To the best of authors’ knowledge, there is no study on the prevalence of COPD in the global miner population. This study explores this issue through MR and meta-analysis studies to fill this gap. In addition, this study explored the environmental and occupational risk factors for COPD using a two-sample MR approach supported by a large sample of public databases, effectively avoiding the effect of confounding bias. The GWAS summary abstract data in the public database used in this study were all from the European population sample, which could fully avoid population heterogeneity bias. The exposure was analyzed by gender stratification, which improved the reliability of the results. This has positive implications for subsequent medical examinations, COPD prevalence analysis, and policy formulation of miners.
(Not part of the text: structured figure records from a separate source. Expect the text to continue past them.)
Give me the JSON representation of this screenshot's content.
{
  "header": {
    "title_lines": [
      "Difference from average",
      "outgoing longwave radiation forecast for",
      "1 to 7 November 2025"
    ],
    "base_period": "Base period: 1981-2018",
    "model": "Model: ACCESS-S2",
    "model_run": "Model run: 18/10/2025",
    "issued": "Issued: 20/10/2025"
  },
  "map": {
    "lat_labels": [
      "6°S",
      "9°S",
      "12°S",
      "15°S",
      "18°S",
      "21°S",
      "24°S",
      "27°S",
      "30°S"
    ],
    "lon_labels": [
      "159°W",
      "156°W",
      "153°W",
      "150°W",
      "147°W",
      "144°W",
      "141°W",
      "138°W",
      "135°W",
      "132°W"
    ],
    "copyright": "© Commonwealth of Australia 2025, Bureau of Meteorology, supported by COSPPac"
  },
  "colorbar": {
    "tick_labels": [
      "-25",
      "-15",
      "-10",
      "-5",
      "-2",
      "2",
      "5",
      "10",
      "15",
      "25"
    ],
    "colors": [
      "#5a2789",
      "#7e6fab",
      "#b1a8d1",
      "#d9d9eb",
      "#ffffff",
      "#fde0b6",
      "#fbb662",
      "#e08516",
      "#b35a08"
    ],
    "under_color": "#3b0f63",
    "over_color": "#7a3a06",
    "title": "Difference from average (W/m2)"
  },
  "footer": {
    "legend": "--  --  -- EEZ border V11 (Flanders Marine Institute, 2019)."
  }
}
However, the conclusions of this study have certain limitations. On the one hand, the study populations in the MR Analysis are all from Europe, which may not be applicable to the populations in other continents. Moreover, the age span of the populations with exposure and outcome is too large to be analyzed by age stratification. On the other hand, the number of literatures meeting the criteria in the meta-analysis was relatively small, and the included literatures differ from the gold standard in the methods of COPD diagnosis. All of the above factors may lead to bias in the conclusion.

Conclusion

This study shows that the progression of COPD is closely related to environmental and occupational factors such as smoking status, work shifts, and workplace dust exposure. Miners, as a high-risk group, have a high prevalence of COPD, with higher prevalence observed in the subgroup of ex-smokers and dust-exposed miners. However, we should be cautious in interpreting our conclusions, as the actual prevalence of COPD may be underestimated for miners due to the healthy worker effect and flawed diagnostic criteria. Therefore, in future health screening of miners, it is recommended to clarify the diagnostic criteria for COPD. In addition, initiatives such as improved health education, regular screening and reduction of tobacco consumption in the miner population are necessary to reduce the prevalence of COPD.